Charlotte smiled benignly. "As I understand that your reform is in part a crusade against a statement of mine that woman is not a political animal, would you mind telling me whether their abominableness throws any light on that point?"

"Political animals?" cried Pauline; "I should say they were! If we have a rag of reputation left by the end of the week, I shall be surprised."

"And by 'we' you mean——"

"Shirley Nairn and myself; Peggy seems to have been spared."

"Yes," Peggy assented with the utmost affability, "they are after bigger game, thank Heaven!" And then, the flood-gates being opened, Charlotte was favoured with a full, if not very coherent account of '9—'s enormities. Events had taken a course which was not to be wondered at. In the ranks of '9—, deliberation had brought on discussion, discussion had led to dispute; and in the clash of warring factions, each side had brought so many charges of unfitness against the opposing candidate that Pauline declared her own character, as well as Shirley's, blackened for life.

"That is doing fairly well for a purely impersonal campaign not yet five days old," was Charlotte's grim comment; "I suppose you do not lack for friends to keep you posted on the state of public opinion."

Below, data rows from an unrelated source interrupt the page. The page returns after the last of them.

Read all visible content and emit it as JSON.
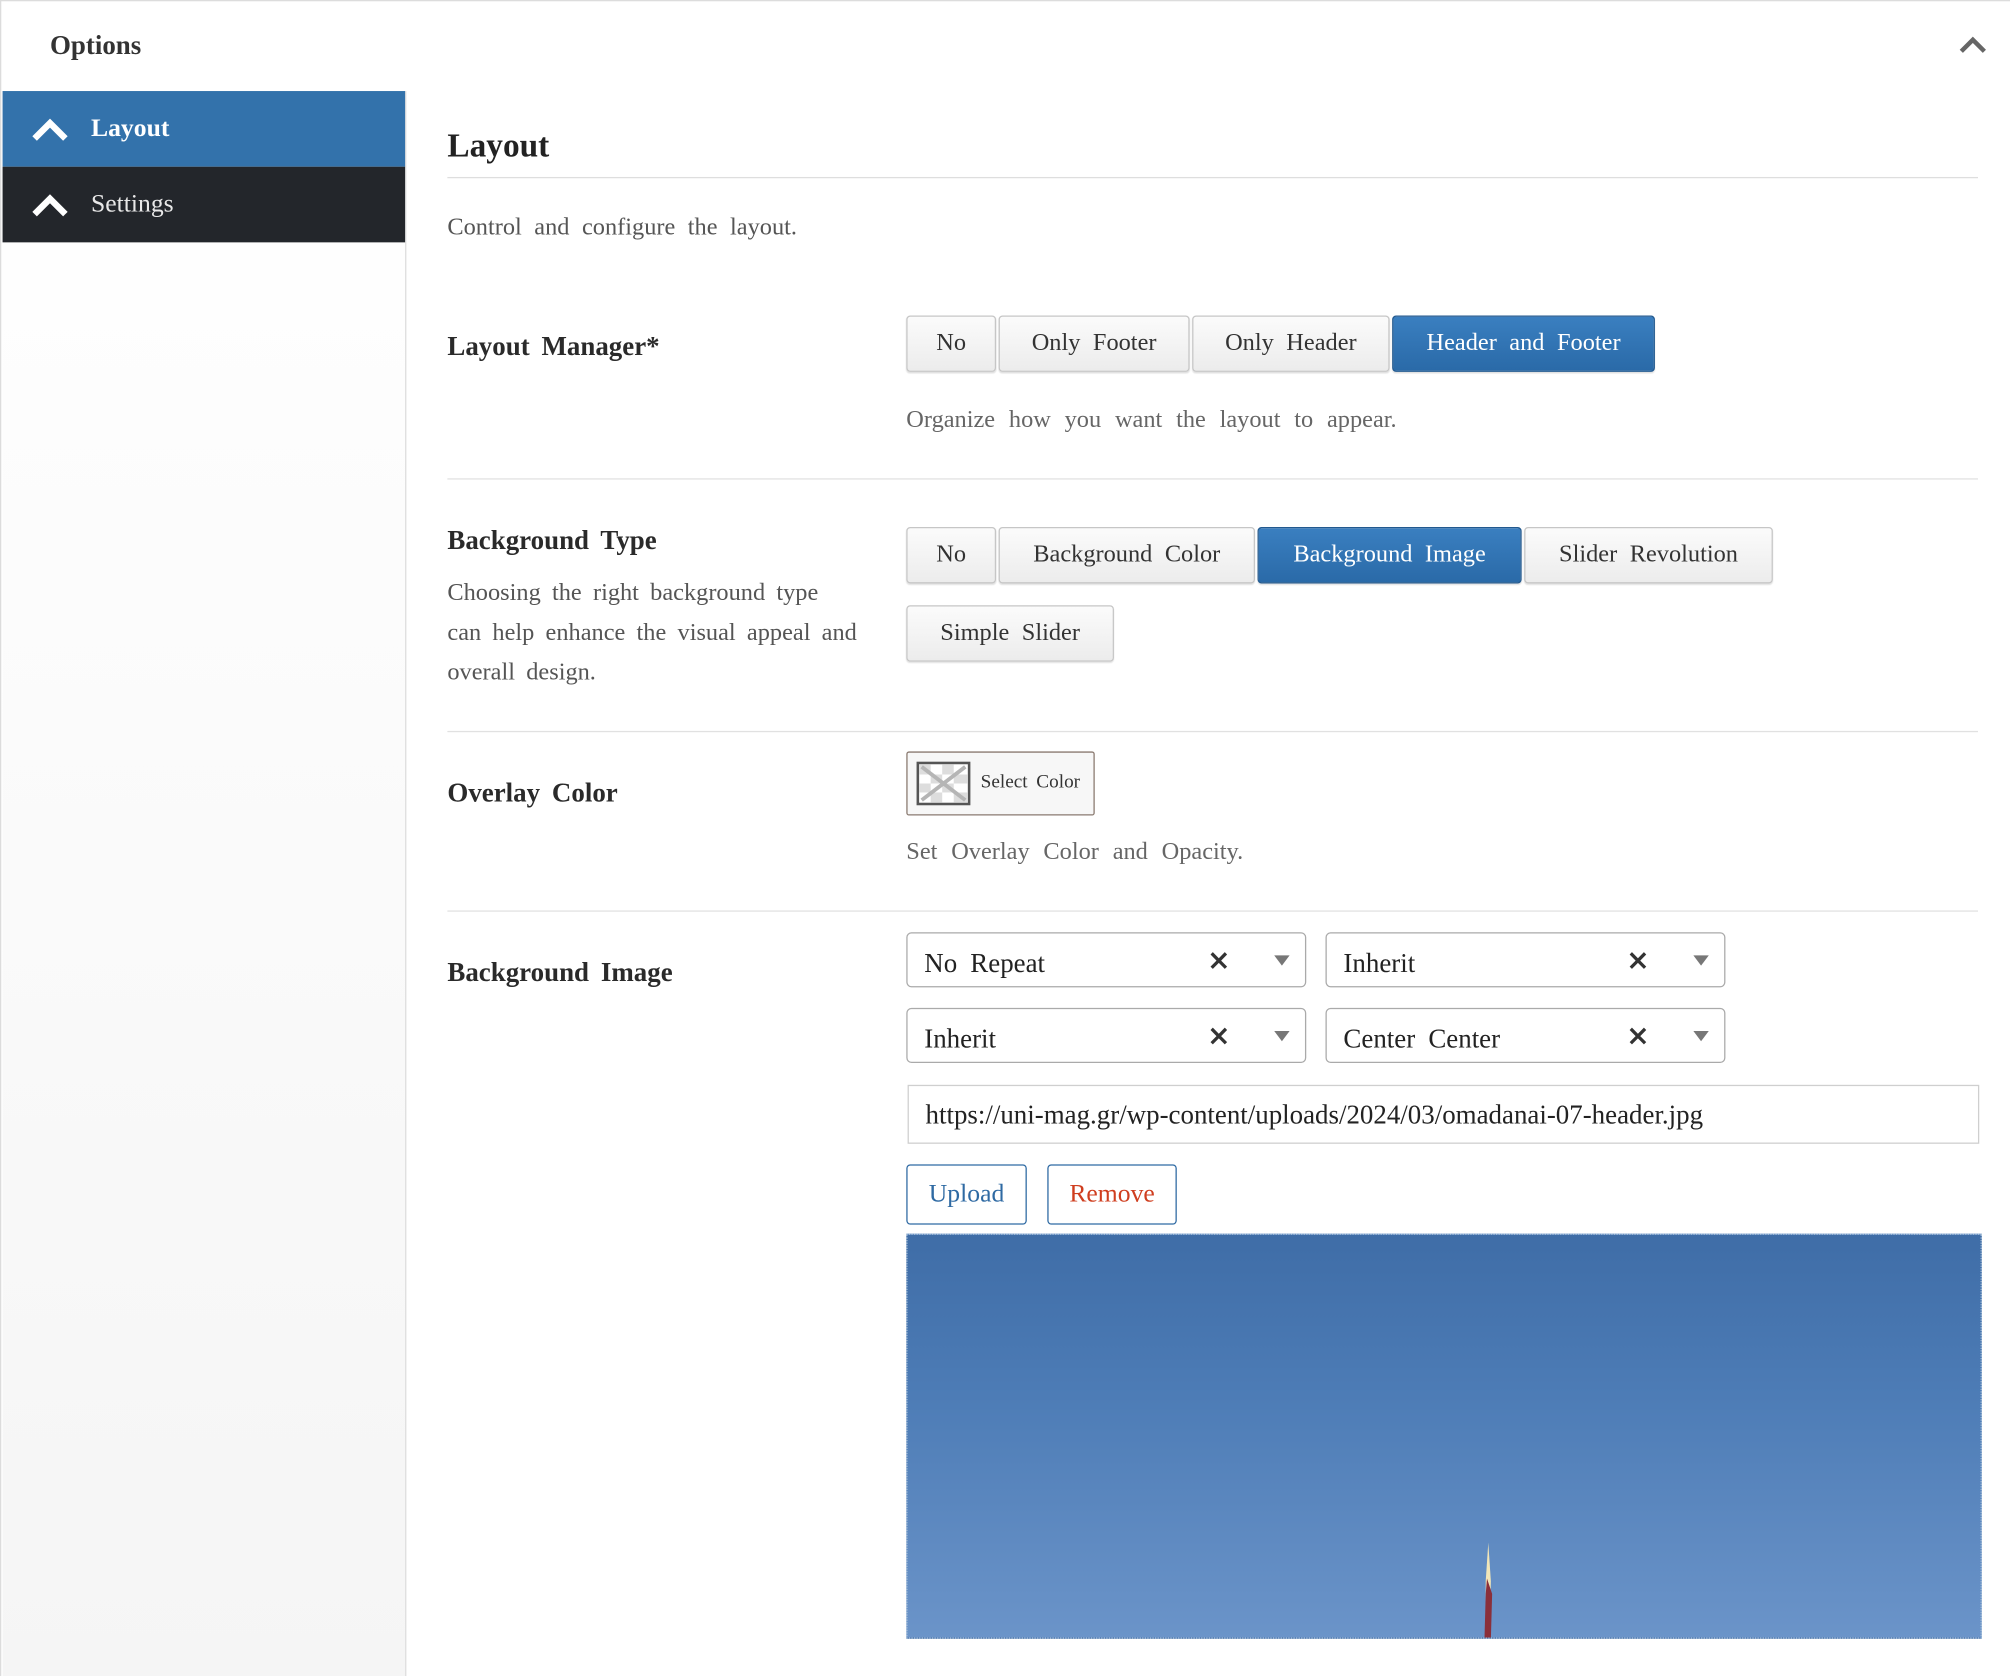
{
  "panel": {
    "title": "Options"
  },
  "sidebar": {
    "items": [
      {
        "label": "Layout",
        "active": true
      },
      {
        "label": "Settings",
        "active": false
      }
    ]
  },
  "section": {
    "title": "Layout",
    "description": "Control and configure the layout."
  },
  "layout_manager": {
    "label": "Layout Manager*",
    "options": [
      "No",
      "Only Footer",
      "Only Header",
      "Header and Footer"
    ],
    "selected": "Header and Footer",
    "help": "Organize how you want the layout to appear."
  },
  "background_type": {
    "label": "Background Type",
    "description": "Choosing the right background type can help enhance the visual appeal and overall design.",
    "options": [
      "No",
      "Background Color",
      "Background Image",
      "Slider Revolution",
      "Simple Slider"
    ],
    "selected": "Background Image"
  },
  "overlay_color": {
    "label": "Overlay Color",
    "button_label": "Select Color",
    "help": "Set Overlay Color and Opacity."
  },
  "background_image": {
    "label": "Background Image",
    "repeat": "No Repeat",
    "attachment": "Inherit",
    "size": "Inherit",
    "position": "Center Center",
    "url": "https://uni-mag.gr/wp-content/uploads/2024/03/omadanai-07-header.jpg",
    "upload_label": "Upload",
    "remove_label": "Remove"
  },
  "colors": {
    "accent": "#3372ab",
    "sidebar_dark": "#23262b",
    "remove": "#cf3e1f"
  },
  "icons": {
    "collapse": "chevron-up-icon",
    "sidebar": "chevron-up-icon",
    "clear": "close-icon",
    "dropdown": "caret-down-icon",
    "color_swatch": "transparent-swatch-icon"
  }
}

"My dear Miss Meredith," responded Peggy genially, "the only reason that the door is not at this moment besieged with news from the seat of war is that the rest of the class are at freshman drill, which Pauline and I are sinfully cutting. Only think, Polly, how their tongues are wagging even now! And how——"

A resounding knock at the door cut her short.

"There!" she groaned resignedly, "drill must be over. Come in!" And as the three turned towards the door, Pauline said savagely, "Here come all my dearest friends!"

But it was Shirley Nairn who pushed the door open, and at sight of Charlotte stopped doubtfully on the threshold. Over her shoulder, they saw the frightened face of Katharine Holland. Shirley was looking at Pauline.

"I have something rather important to say," she said; "it concerns us both, and"—she hesitated for a barely appreciable second—"and no one else. Except Miss Holland," frigidly, with a glance over her shoulder.

"Oh, come in, come in!" cried Pauline, "and if it is about this wretched election, let us have it out. Charlotte and Peggy know the worst, I think. Come in."

Shirley advanced, and Katharine shrinkingly followed her; the uneasy air of the latter, and her apprehensive looks, made Charlotte sit up with an expression of interest.

"The plot thickens," she soliloquized to her teacup; and Pauline, hearing her, knit her brows impatiently.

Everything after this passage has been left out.